How you can add a little more data science to your role
If, like many of us, data science simply wasn’t around when you were at University, don’t worry! There are still plenty of ways you can garner some much needed data skills.
Go back to school
More than 70 top Universities across the US have started offering Masters Degrees in Data Science. These one and two year programs will help you to bridge the big data talent gap. Many schools will tailor their offerings to target specific fields such as marketing, while others teach more analytical skills like R and Python. Here’s a handy breakdown on Information Week on the Top 20 Programs.
Take a crash course
If you don’t have the time or finances to do something quite as drastic as getting a masters degree, there are plenty of free and paid for online and in person courses which promise to give you a crash course in Data Science, R, Python, SQL and more. General Assembly offers fantastic full and part-time courses on Data Analysis and Udemy is always a go-to source for accessible online learning.
Attend a meetup
Still not sure about data science or just want to learn more about it and chat to like minded enthusiasts? Go to a meetup! Meetups are a great way to dip your toe in the water without committing too much time or effort. A simple search on Meetup or Eventbrite should give you plenty to chose from. If you’re not ready to meet the data science community face-to-face just yet, jump on the Reddit Machine Learning Subreddit – it has more than 30,000 members!
Read all about it
There are literally 100s of blogs and books on data science, from the highly technical to the simply interesting data stories. Here’s a few of our personal favorites…

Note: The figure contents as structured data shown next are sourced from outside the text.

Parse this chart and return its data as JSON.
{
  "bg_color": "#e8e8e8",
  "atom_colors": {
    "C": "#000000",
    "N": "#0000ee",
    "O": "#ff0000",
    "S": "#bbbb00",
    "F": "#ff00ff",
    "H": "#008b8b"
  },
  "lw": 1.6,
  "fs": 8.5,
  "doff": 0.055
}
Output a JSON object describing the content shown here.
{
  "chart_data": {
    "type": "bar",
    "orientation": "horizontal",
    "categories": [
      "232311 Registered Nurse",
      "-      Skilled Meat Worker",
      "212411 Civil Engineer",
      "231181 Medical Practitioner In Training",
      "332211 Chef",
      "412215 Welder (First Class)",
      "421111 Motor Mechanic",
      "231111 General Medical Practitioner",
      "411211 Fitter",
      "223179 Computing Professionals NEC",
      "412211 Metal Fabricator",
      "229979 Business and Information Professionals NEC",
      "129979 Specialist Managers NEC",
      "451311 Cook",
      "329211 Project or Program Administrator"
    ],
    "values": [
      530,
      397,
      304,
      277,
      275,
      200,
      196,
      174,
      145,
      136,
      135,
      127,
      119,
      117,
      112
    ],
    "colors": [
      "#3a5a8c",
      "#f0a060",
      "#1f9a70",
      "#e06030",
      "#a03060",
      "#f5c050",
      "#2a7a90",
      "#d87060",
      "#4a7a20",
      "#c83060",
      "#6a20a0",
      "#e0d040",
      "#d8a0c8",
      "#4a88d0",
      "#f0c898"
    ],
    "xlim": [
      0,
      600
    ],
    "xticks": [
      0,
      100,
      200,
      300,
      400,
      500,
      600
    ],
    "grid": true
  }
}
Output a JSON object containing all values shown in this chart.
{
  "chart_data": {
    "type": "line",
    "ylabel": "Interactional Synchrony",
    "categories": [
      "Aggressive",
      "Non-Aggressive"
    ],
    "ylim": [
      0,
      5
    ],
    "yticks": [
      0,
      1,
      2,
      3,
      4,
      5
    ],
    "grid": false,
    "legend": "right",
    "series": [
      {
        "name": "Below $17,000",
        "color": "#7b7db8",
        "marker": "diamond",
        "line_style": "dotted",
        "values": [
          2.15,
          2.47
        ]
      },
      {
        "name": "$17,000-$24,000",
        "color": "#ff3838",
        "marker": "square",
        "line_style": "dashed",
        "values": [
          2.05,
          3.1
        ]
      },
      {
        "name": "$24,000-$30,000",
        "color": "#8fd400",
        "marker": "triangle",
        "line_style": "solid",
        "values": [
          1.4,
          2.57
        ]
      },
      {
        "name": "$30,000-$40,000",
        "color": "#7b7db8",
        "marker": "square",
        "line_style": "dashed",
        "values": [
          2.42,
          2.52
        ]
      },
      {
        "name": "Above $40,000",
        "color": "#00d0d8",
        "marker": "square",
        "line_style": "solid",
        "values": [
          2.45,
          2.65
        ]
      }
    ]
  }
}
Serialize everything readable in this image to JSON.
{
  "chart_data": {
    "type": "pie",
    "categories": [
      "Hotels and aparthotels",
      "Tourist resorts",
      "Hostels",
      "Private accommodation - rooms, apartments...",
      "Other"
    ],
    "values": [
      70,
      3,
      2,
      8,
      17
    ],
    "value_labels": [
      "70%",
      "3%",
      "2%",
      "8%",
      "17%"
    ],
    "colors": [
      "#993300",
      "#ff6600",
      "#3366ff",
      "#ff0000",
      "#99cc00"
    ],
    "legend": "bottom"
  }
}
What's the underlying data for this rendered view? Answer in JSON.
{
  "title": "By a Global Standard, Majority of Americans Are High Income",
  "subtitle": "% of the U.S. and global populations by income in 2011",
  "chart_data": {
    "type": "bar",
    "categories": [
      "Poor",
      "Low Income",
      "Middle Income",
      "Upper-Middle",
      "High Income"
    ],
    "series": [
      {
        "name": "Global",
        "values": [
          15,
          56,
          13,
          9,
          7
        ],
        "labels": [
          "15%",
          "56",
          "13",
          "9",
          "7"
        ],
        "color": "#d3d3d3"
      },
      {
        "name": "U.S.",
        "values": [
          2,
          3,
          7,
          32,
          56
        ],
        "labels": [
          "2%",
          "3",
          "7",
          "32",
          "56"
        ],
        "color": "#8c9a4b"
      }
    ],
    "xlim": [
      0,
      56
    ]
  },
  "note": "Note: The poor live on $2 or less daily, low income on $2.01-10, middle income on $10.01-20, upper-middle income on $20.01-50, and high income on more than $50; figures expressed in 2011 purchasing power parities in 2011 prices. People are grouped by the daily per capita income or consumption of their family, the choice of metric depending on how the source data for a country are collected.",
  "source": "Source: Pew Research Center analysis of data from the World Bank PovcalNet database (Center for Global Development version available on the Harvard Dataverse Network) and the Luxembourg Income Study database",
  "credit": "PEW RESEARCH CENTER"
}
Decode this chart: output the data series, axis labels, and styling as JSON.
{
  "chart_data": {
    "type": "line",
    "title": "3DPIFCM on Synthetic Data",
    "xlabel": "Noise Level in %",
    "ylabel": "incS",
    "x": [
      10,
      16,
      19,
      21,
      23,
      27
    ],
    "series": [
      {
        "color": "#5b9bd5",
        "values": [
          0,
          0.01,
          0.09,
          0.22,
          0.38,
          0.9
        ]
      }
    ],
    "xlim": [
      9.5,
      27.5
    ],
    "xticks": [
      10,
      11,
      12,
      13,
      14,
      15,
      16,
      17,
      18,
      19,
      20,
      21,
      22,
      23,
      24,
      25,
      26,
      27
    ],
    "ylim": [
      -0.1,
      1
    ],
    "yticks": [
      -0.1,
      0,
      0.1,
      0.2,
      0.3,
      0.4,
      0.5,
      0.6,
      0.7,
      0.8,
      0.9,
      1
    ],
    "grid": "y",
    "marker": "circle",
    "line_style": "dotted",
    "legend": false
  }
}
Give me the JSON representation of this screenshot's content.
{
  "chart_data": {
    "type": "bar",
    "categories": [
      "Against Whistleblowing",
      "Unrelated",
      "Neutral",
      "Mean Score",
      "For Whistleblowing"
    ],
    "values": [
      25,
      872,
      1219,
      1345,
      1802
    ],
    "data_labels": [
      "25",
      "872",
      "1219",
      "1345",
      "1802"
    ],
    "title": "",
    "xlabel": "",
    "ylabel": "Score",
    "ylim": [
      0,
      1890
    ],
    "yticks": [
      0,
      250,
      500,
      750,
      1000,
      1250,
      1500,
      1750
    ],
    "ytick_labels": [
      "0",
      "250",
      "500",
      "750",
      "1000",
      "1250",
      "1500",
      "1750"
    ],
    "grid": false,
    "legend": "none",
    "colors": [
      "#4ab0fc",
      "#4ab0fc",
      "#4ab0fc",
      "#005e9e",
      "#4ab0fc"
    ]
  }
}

- Flowing Data – run by Dr. Nathan Yau, PhD, it has tutorials, visualizations, resources, book recommendations and humorous discussions on challenges faced by the industry
- FiveThirtyEight – run by data-wiz Nate Silver, it offers data analysis on popular news topics in politics, culture, sports and economics
- Edwin Chen – the self-named blog from the head data scientist at Dropbox, this blog offers hand-on tips for using algorithms and analysis
- Data Science Weekly – for the latest news in data science, this is the ultimate email newsletter
Watch a video
Reading not your style? There are loads of great talks from experts on data science and its impact. Data Science Central is a pretty comprehensive online resource for anyone interested in Big Data. It you’re just starting out, these TedX talks showcased on Data Science 101 are a great place to start. While you’re there have a look at their infographic on the 8 Steps to Becoming a Data Scientist!
The Sexiest Job of the 21st Century
If “sexy” means having rare qualities that are much in demand, data scientists are the sexiest people around. The market for good data scientists is highly competitive, making them difficult and expensive to hire and even more difficult to retain. There simply aren’t a lot of people with their combination of scientific background and computational and analytical skills – yet.
It’s similar to the quant shortage in the 80’s and 90’s when big banks were paying big bucks for anyone with physics and math skills. Eventually, with the rise of University programs teaching data science, the supply of data scientists will catch up with the demand and salaries will level out. But in the meantime – stay sexy guys!